One of Bourgeois's quotes stuck with me: "My emotions are inappropriate to my size."

She was feisty and seems to have been prone to lash out in anger at times. I understand the impulse and I'm often ashamed of it, though I wish I weren't. I'll never be quiet and polite and have an appropriate sense of "deferring to authority." I just know it.
-------------------------------------

I also saw Revolutionary Road last week. It was often melodramatic, and contrived, and included many of the types of plot devices that I find too didactic. Why must there always be a huge, roiling climax in so many stories?

The tragic moment... I often hate it. I finally understand that I'm more often drawn to the story that doesn't have a magnificent crest or even a "proper" ending. That's how life is, isn't it?

I was surprised to learn soon after seeing the film that the novel by Richard Yates upon which it was based was written in 1961, which means that Yates was only looking back on the milieu of the novel (early- to mid-1950s) through a fairly short lens. I'm halfway through a New Yorker essay by James Wood on Yates, and it's also made me curious to read Madame Bovary, of which Road apparently a "brilliant rewriting."

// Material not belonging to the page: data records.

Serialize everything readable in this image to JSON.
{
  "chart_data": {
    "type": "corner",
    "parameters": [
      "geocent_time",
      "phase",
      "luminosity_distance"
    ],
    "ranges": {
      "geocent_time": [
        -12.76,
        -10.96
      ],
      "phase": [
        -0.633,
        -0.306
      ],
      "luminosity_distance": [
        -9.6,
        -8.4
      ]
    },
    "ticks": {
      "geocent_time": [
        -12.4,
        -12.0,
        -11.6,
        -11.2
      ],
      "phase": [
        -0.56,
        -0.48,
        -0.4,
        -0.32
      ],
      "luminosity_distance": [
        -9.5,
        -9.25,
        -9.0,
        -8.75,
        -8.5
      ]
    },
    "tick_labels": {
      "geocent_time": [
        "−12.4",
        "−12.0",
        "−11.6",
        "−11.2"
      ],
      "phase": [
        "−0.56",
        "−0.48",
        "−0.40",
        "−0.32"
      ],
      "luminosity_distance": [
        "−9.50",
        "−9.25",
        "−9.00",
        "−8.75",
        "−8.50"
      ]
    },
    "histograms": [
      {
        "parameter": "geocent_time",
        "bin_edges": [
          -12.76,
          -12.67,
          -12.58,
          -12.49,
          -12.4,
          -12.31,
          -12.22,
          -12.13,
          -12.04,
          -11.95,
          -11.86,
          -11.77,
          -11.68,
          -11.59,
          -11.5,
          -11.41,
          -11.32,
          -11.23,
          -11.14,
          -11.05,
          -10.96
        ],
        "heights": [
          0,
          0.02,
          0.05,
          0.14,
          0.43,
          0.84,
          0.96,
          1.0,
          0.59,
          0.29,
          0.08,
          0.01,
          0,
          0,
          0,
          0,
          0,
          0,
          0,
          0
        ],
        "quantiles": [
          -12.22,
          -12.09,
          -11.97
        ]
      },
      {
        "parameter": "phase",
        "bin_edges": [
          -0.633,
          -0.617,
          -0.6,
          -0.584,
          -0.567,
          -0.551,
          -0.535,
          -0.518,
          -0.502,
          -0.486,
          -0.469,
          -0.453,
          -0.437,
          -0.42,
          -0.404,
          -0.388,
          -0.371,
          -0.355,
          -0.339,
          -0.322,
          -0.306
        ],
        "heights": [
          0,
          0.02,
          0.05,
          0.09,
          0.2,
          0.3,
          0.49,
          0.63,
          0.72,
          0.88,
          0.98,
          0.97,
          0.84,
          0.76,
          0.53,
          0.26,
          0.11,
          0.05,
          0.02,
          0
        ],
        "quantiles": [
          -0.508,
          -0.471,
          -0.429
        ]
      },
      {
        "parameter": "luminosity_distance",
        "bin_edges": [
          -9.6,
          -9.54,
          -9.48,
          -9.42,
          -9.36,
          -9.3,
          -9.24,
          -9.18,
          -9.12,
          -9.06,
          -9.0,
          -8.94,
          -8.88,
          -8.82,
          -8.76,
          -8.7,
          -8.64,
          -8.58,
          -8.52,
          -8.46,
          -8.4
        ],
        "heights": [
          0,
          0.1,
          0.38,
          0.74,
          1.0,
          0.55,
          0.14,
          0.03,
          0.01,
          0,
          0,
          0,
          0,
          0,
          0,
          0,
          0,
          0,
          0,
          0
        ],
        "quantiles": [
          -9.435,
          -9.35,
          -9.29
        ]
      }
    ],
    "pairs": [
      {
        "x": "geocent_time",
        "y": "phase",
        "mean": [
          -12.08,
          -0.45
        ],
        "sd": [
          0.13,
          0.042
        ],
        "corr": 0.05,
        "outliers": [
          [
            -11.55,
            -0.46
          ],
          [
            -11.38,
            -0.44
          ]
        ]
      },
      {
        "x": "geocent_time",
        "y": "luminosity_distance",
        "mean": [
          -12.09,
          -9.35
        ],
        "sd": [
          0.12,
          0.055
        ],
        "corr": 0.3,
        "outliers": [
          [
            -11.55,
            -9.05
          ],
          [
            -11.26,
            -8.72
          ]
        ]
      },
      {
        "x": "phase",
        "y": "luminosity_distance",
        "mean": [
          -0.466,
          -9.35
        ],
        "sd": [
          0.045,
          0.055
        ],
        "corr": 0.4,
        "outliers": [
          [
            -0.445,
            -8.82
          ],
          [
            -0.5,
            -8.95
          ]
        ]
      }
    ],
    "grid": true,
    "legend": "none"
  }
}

No time to go into the entire essay here, but the following insight from Wood has been haunting me since yesterday afternoon:
“…mid-century American suburban man is so maddening because he is both a rank escapist and a conservative pragmatist: he has arrogated to himself twin rights that ought to be incompatible — to dream of escape… while simultaneously dreaming of timid stability.”
And that, ladies and gentlemen, is my problem in a nutshell. I hate the feeling...

Thursday, January 01, 2009

Another chance, another start, so many dreams to tease the heart










Happy New Year.

My friend R was nice enough to invite me to a party held in a leafy (well, not at this time of year) neighborhood of Asbury Park, a renowned "gay enclave" on the Monmouth County shore. I was anxious about it being full of judgmental and prissy gays (my issues, my issues), but reality couldn't have been more warm, welcoming, and suburban. There was even a dad with a very cute toddler in tow. Cocktail shrimp, stuffed mushrooms, and sangria were on offer. Anxiety was never so undeserved.

Needless to say, I had a nice time. We all even got little individual Ziploc bags full of 12 grapes each to pop into our mouths at midnight, as one of the hosts was Cuban-American.

2009: I look forward to it as a year of deep housecleaning.

R thinks I'm crazy, but I'm more determined than ever to move back to the Garden State. As I told one of the partygoers last night, it's either that or moving to the Bay Area (or Portland, Oregon?) for a decade or so. The problem is that those locations are just as far from my family, and that really has become a concern. I want to be able to pop over for Sunday (or Wednesday) dinner anytime I want.

The Job has also reached a point at which it makes sense to break it off, though that is certainly the main cause of anxiety. Unemployment and possible loss or reduction of health coverage needs to be handled delicately. It feels like jumping into the deep end. But I believe that it's time.

Also, New York was so much fun last weekend. And though I realize that "fun" can be had rather easily on a weekend jaunt almost anywhere (and that quotidian boredom can set in anywhere), the other part of the equation is that it is something new -- a place to discover all over again.

A sense of discovery and thrill has really been missing from life for awhile. A change in geography isn't the only way to correct that, I know, but I'm pretty sure it's the direction I want to take.

Yes, it's difficult. However, I received enthusiastic support from a couple of new lesbian acquaintances, so who am I to let them down?

And on that note, best wishes to you for 2009, my "handful" of faithful readers. I'll keep you posted.

For now, I'm heading back to Santa Barbara tomorrow evening.